For CreateProcess() or running any executable
  First, examine the signature
on the binary. The three possibilities are that it is signed
privileged, signed unprivileged, or unsigned. (determined by checking
the Authenticode signature)

If signed by cert that chains to Privileged Execution Authorities store:

App runs privileged(CeGetCurrentTrust() == 2)

Else if signed by cert that chains to Unprivileged Execution Authorities store:

If device is one-tier (policy 4123 == 1)

App runs privileged.

else (two-tier)

App runs unprivileged. (CeGetCurrentTrust() == 1)

Else if app is unsigned

If unsigned apps are blocked (policy 4102 == 0)

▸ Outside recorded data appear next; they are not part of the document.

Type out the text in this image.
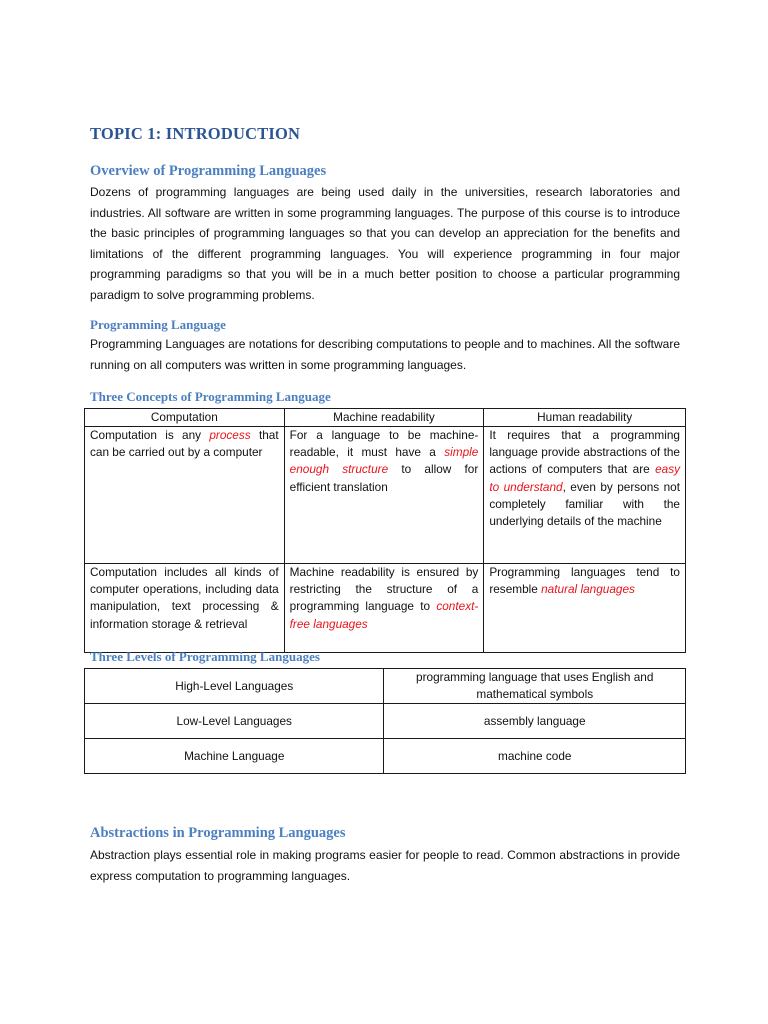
TOPIC 1: INTRODUCTION
Overview of Programming Languages

Dozens of programming languages are being used daily in the universities, research laboratories and industries. All software are written in some programming languages. The purpose of this course is to introduce the basic principles of programming languages so that you can develop an appreciation for the benefits and limitations of the different programming languages. You will experience programming in four major programming paradigms so that you will be in a much better position to choose a particular programming paradigm to solve programming problems.

Programming Language

Programming Languages are notations for describing computations to people and to machines. All the software running on all computers was written in some programming languages.

Three Concepts of Programming Language
Computation	Machine readability	Human readability
Computation is any process that can be carried out by a computer	For a language to be machine-readable, it must have a simple enough structure to allow for efficient translation	It requires that a programming language provide abstractions of the actions of computers that are easy to understand, even by persons not completely familiar with the underlying details of the machine
Computation includes all kinds of computer operations, including data manipulation, text processing & information storage & retrieval	Machine readability is ensured by restricting the structure of a programming language to context-free languages	Programming languages tend to resemble natural languages
Three Levels of Programming Languages
High-Level Languages	programming language that uses English and mathematical symbols
Low-Level Languages	assembly language
Machine Language	machine code
Abstractions in Programming Languages

Abstraction plays essential role in making programs easier for people to read. Common abstractions in provide express computation to programming languages.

App fails to load. (returns NTE_BAD_SIGNATURE).

Else if the device prompts, and the prompt times out or the user presses No

App fails to load.

Else if we are configured not to prompt (policy 4122 == 1) or the user accepts the prompt

If device is one-tier

App runs trusted.

else (two-tier)

App runs untrusted.

LoadLibrary

The rules for DLLs are very similar, with the following differences.

• A process cannot load a DLL of lower trust. A process with trust level 2 will fail to load a DLL with trust level 1.
• A DLL can be loaded into a process
  of lower trust, it just runs at the process trust level. A DLL signed
  with a privileged certificate can be loaded into an unprivileged
  application, but it will run unprivileged.

Comments

• Anonymous
  April 07, 2006
  The comment has been removed
• Anonymous
  April 08, 2006
  Yes - trust is a property of a process, and the DLL is loaded into an unprivileged process. So it still behaves as if it were unprivileged.